とりあえず声を掛けておこうと思ったんだけど、流石にしつこすぎたか。
「そうやって、良い人ぶって、いつも僕に声を掛けてきて」
「いやいや、別に良い人とかじゃないから」
「僕みたいなやつに声をかけて、それって貴方に何か得があるんですか?」
「意味って言うか、一緒に球技大会の練習をしたいなって思っただけでして……」
「それやって何か受験の役に立つんですか?」
「や、うーん……。でも、ほら、推薦入試とかに何か影響したりはあるのかも? その辺わかんないけどさ」
ここら辺になると、帰り支度を整えていた生徒の中にも、チラホラと俺と中野の空気と言うか、異変を感じ取る者も増えていたと思う。
「僕は推薦入試なんて狙ってないんですけど? それとも、僕にみたいな馬鹿は内申点を稼いで推薦を受けろって言いたいんですか?」
「いやいやいや! 待て待て、誰もそんな事言ってないだろ? そんな事思っても無かっ──」
「言ってるようなもんなんだよッ!!」
一体いつ何処で地雷を踏み抜いてしまったのか。
俺の言葉を受けた中野が、机の上を平手打ちして突然声を荒げてしまった。
なになになに?
鹿島と中野なにやってんだ?
クラスからヒソヒソと聞こえる声を無視しながら、どうしたものかと黙っていると、中野は更に話し出した。

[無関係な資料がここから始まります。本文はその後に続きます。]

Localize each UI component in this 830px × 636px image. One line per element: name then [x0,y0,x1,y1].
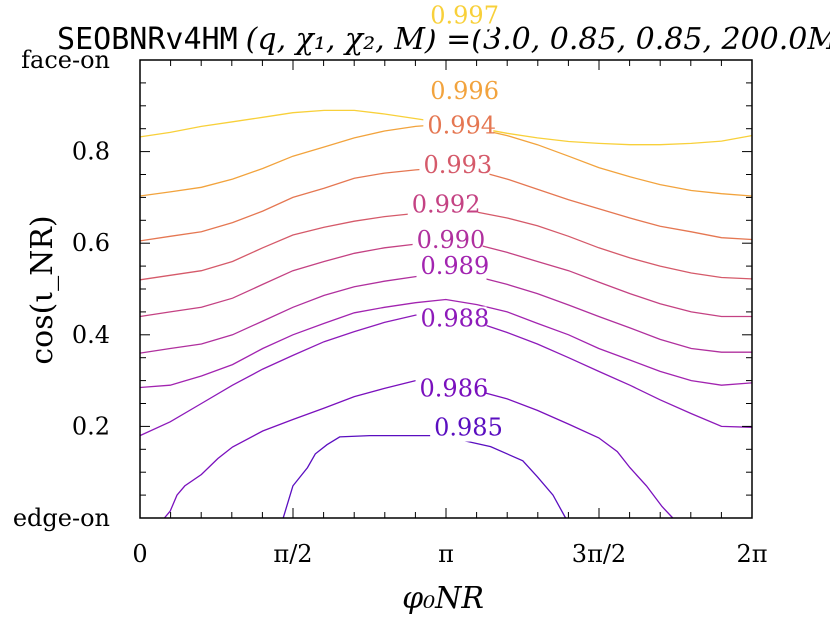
x-tick-label-0: 0 [132,540,147,568]
contour-label-mask-7 [423,113,494,140]
contour-line-0 [282,434,567,519]
y-tick-label-1: 0.2 [72,412,110,440]
y-tick-label-4: 0.8 [72,138,110,166]
y-tick-label-0: edge-on [13,504,110,532]
contour-label-4: 0.990 [417,226,486,254]
y-tick-label-3: 0.6 [72,229,110,257]
contour-label-mask-0 [430,415,501,442]
contour-label-5: 0.992 [412,191,481,219]
y-axis: edge-on 0.2 0.4 0.6 0.8 face-on [13,46,752,532]
contour-label-6: 0.993 [423,151,492,179]
contour-label-8: 0.996 [430,77,499,105]
contour-label-mask-1 [415,376,486,403]
y-tick-label-5: face-on [21,46,110,74]
x-axis: 0 π/2 π 3π/2 2π [132,60,768,568]
contour-label-mask-5 [407,192,478,219]
x-axis-label: φ₀NR [402,581,484,616]
contour-line-3 [139,298,752,389]
contour-label-3: 0.989 [421,252,490,280]
contour-label-0: 0.985 [434,414,503,442]
contour-line-1 [163,379,674,519]
contour-label-9: 0.997 [430,1,499,29]
contour-label-mask-2 [416,306,487,333]
contour-label-7: 0.994 [427,111,496,139]
x-tick-label-4: 2π [736,540,767,568]
title-approximant: SEOBNRv4HM [57,22,238,57]
chart-title: SEOBNRv4HM (q, χ₁, χ₂, M) =(3.0, 0.85, 0.… [57,22,830,57]
x-tick-label-2: π [438,540,454,568]
contour-label-mask-4 [412,227,483,254]
x-tick-label-3: 3π/2 [572,540,626,568]
title-params: (q, χ₁, χ₂, M) =(3.0, 0.85, 0.85, 200.0M… [246,22,830,57]
y-tick-label-2: 0.4 [72,321,110,349]
contour-label-1: 0.986 [420,375,489,403]
contour-label-mask-3 [416,253,487,280]
contour-label-mask-8 [426,78,497,105]
contour-label-mask-6 [419,153,490,180]
x-tick-label-1: π/2 [273,540,312,568]
contour-label-2: 0.988 [421,305,490,333]
contour-label-mask-9 [426,3,497,30]
y-axis-label: cos(ι_NR) [25,215,60,364]
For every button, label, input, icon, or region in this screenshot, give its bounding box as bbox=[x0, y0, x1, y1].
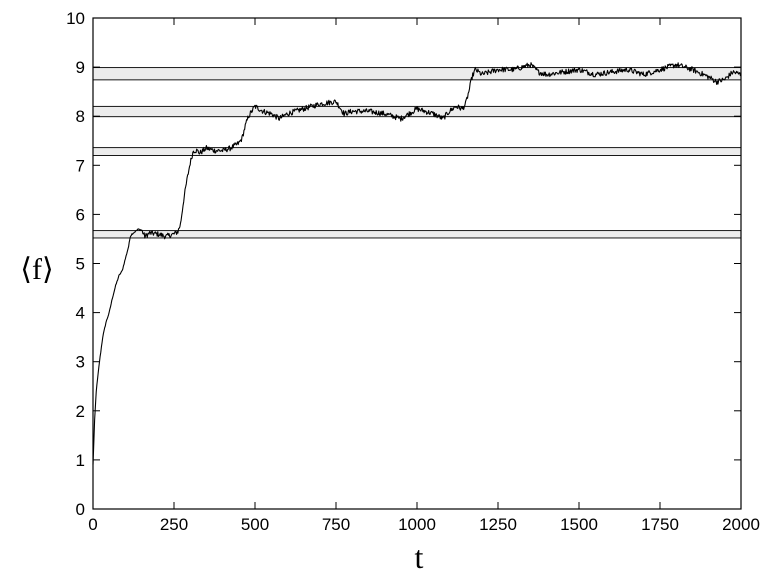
x-axis-label: t bbox=[415, 539, 424, 571]
y-axis-ticks: 0 1 2 3 4 5 6 7 8 9 10 bbox=[66, 9, 741, 519]
y-tick-label: 8 bbox=[76, 107, 85, 126]
y-tick-label: 3 bbox=[76, 353, 85, 372]
y-tick-label: 4 bbox=[76, 304, 85, 323]
y-tick-label: 2 bbox=[76, 402, 85, 421]
y-tick-label: 7 bbox=[76, 156, 85, 175]
x-axis-ticks: 0 250 500 750 1000 1250 1500 1750 2000 bbox=[88, 18, 760, 534]
x-tick-label: 1500 bbox=[560, 515, 598, 534]
x-tick-label: 750 bbox=[322, 515, 350, 534]
y-tick-label: 5 bbox=[76, 255, 85, 274]
y-tick-label: 6 bbox=[76, 205, 85, 224]
y-tick-label: 0 bbox=[76, 500, 85, 519]
x-tick-label: 500 bbox=[241, 515, 269, 534]
x-tick-label: 1250 bbox=[479, 515, 517, 534]
y-tick-label: 9 bbox=[76, 58, 85, 77]
x-tick-label: 2000 bbox=[722, 515, 760, 534]
y-axis-label: ⟨f⟩ bbox=[20, 253, 53, 286]
reference-band-1 bbox=[92, 147, 742, 156]
x-tick-label: 1750 bbox=[641, 515, 679, 534]
reference-bands bbox=[92, 67, 742, 239]
y-tick-label: 10 bbox=[66, 9, 85, 28]
x-tick-label: 1000 bbox=[398, 515, 436, 534]
plot-frame bbox=[92, 17, 742, 510]
y-tick-label: 1 bbox=[76, 451, 85, 470]
x-tick-label: 250 bbox=[160, 515, 188, 534]
x-tick-label: 0 bbox=[88, 515, 97, 534]
series-line bbox=[92, 62, 742, 465]
reference-band-0 bbox=[92, 230, 742, 239]
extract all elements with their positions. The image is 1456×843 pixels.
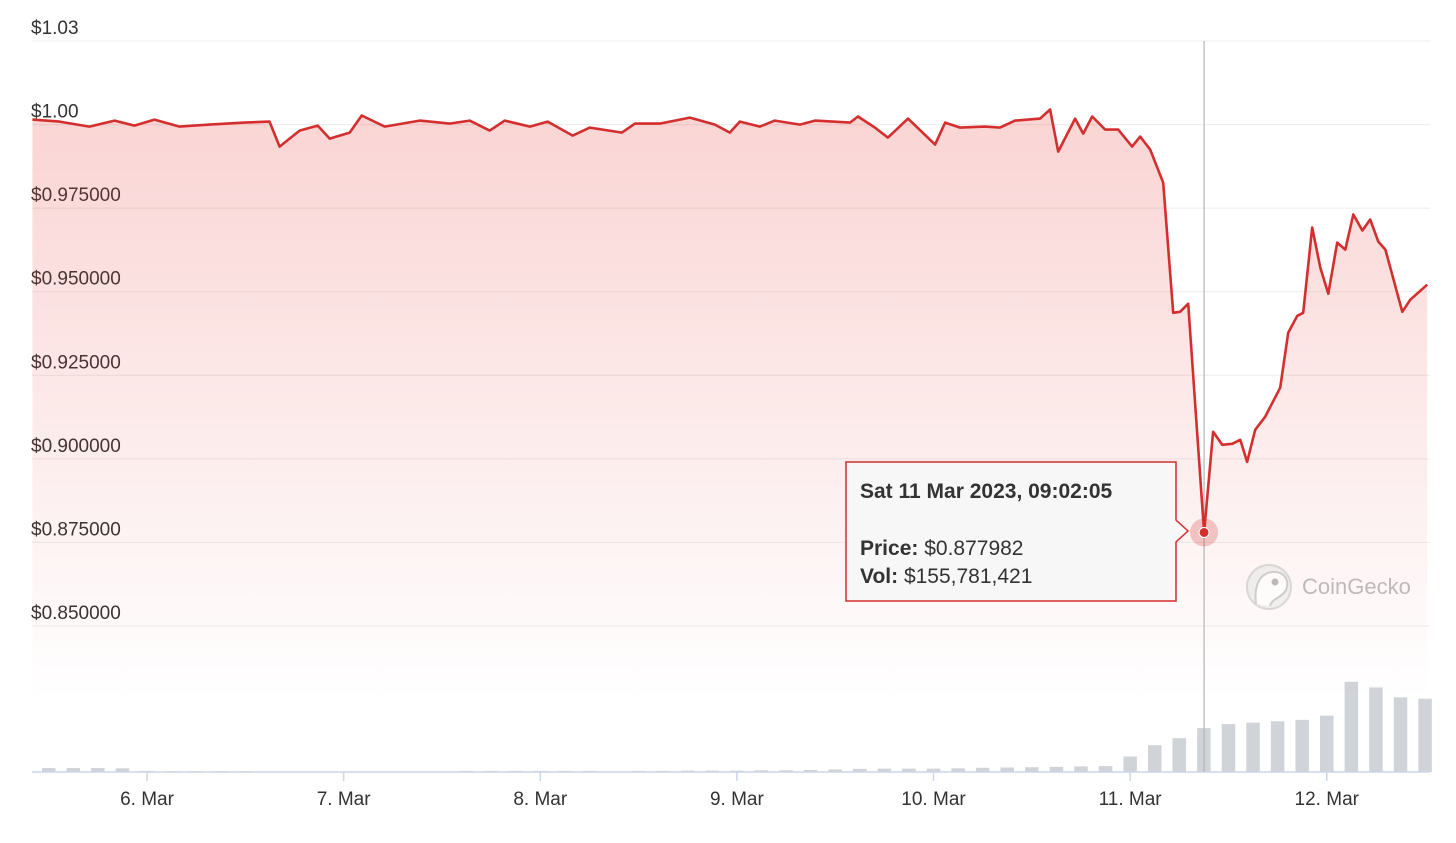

「鹿島君みたいに女子と遊んでばっかのチャラチャラしてる奴が、なんで僕より点数が上なんだよ! 僕は毎日毎日勉強してて、中間だってお前らみたいなチャラチャラしてる連中には絶対に負けないつもりだった!」
チャラチャラってウケる。
なに? 中野が鹿島に喧嘩売ってるのか?
「あんたが俺に声を掛けてくる度に! 見下されている気分だった! 地元では一番勉強が出来たのに! 期待されて東京まで出てきたのに、上には上がいた!」
「わ、わかったから、俺が悪かったから、落ち着いてくれ中野」
「僕には勉強しか無かったのに。深山では、全然、刃が立たなくて……。なんで、遠足で浮かれてるような奴らより僕の方が点数低いんだよ……。こんなのずるいだろ……」
ああ、そうか。
「いっつも姫野達と喋って、青島達と喋ってるだけで。何もしてない奴が、何で僕よりテスト結果がいいんだよ。こんなのおかしいだろ……。天才は何やっても上手く行くとか、そんなのずるいだろ……」
中野は多分、壁にぶち当たった事がないんだな。
「おい中野、お前何勘違いして──」
俺がそんな事を考えていると、離れた席から黙って様子を見ていた青島が、何か言い掛けた所で──。
「何の騒ぎですか!」
一度は教室から出て行ったはずの先生が戻って来てしまった。
こうして、俺と中野の初めての会話は終わった。